Roger Eno and Harold Budd are two of the most interesting composers of the ambient scene. After a long silence (perhaps a technique borrowed from one of their soundscapes), they've just re-emerged with new recordings.
Harold Budd & Roger Eno: Moods For a Day
It's been five years since Harold Budd put out a solo album, but he's been busy collaborating with the likes of Andy Partridge from XTC and composer Hector Zazou. His latest solo work, Luxa (Gyroscope), harks back to his earlier, often ghostly electronic music -- the engrossing Lovely Thunder (1986), or The White Arcades (1988, both on Brian Eno's Opal label) -- as well as his keyboard collaborations with Brian Eno, Ambient 2: Plateaux of Mirror (1980) and The Pearl (1984, both on EG). Brian's brother Roger, who has often worked in the shadow of his brother, has now released Swimming (Gyroscope), a mix of ambient synthesizer and traditional folk musics.
Although Budd has often been proclaimed a minimalist, his compositions have always played with that notion, setting up repetitive patterns and then surreptitiously breaking them. Many of the composer's electronic and electro-acoustic works use a base of two-to-three notes or chord patterns that bounce back and forth while another theme plays out within or around them, ambient tones hovering beneath.
On Luxa, the cyclical "Chet" floats along, with intermittent chimes and a punctuating bass tone recurring at different intervals, keeping the piece fresh and engaging. The engrossing "Mandan" features eerie electronic tones, odd shaker sounds, and two themes that both alternate and overlap. The mysterious, dreamy "Agnes Martin" swims more ethereal waters -- simple, melodic passages haunting a dense keyboard fog.
Budd's piano compositions are more open and tend to use unexpected chord shifts or subtle dissonances that give them both playful and cryptic qualities. They are also more free-flowing, as on the upbeat, jazz-inflected opening cut, "Niki D." Having continually redefined and refined his music over two decades, Budd has mastered the art of using space and silence for dramatic effect. His tone poems have a romantic, visionary quality.
Roger Eno hails from just as eclectic a background. He originally started as a more ambient composer, on Apollo (EG, 1983, collaborating with Brian and Daniel Lanois), and on his first solo album, Voices (Opal/EG, 1985), which showcased dreamy, Satie-influenced pianoscapes. Eno later became involved with former Dream Academy vocalist Kate St. John, and they formed the quirky pop ensemble Chennel Light Vessel with Bill Nelson and Laraaji.
Swimming offers a more traditional slant, featuring folk songs of pastoral grace. Eno's soothing vocals and delicate acoustic guitar work still recall the tranquil atmospheres of his early material. You can hear it in the instrumental "In Water," in which fragile acoustic and electric guitar mingle amid a gentle, light keyboard cascade, and in the title track, with its gentle, melancholic piano melody slightly intruded upon by an oddly placed harmonica. Eno offers other instrumentation, such as Japanese koto, as well as lush multi-tracked a cappella vocal tunes like "Amukidi" and "Hewendaway."

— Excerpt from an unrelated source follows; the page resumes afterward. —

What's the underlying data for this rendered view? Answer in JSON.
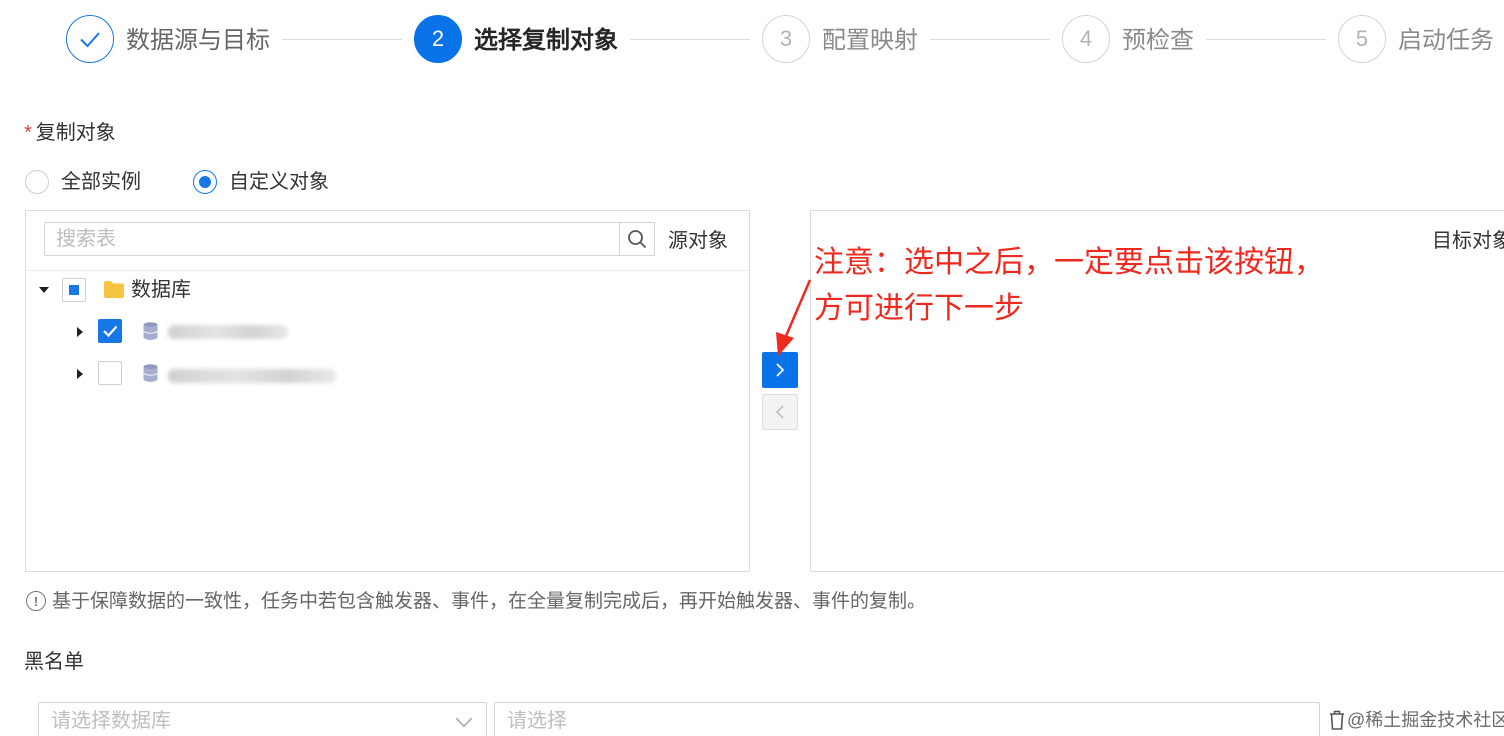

You could call Swimming ambient folk, with its wisps of synthesizers often drifting in the background. There are points where the energy level could be a little higher, and the upbeat folk instrumental "The Paddington Frisk" -- inspired, oddly enough, by old English hanging tunes -- adds that element even though it is a bit out of place. This is not a perfect album, but once you warm up to it, Eno's latest is mood music for a cloudy day.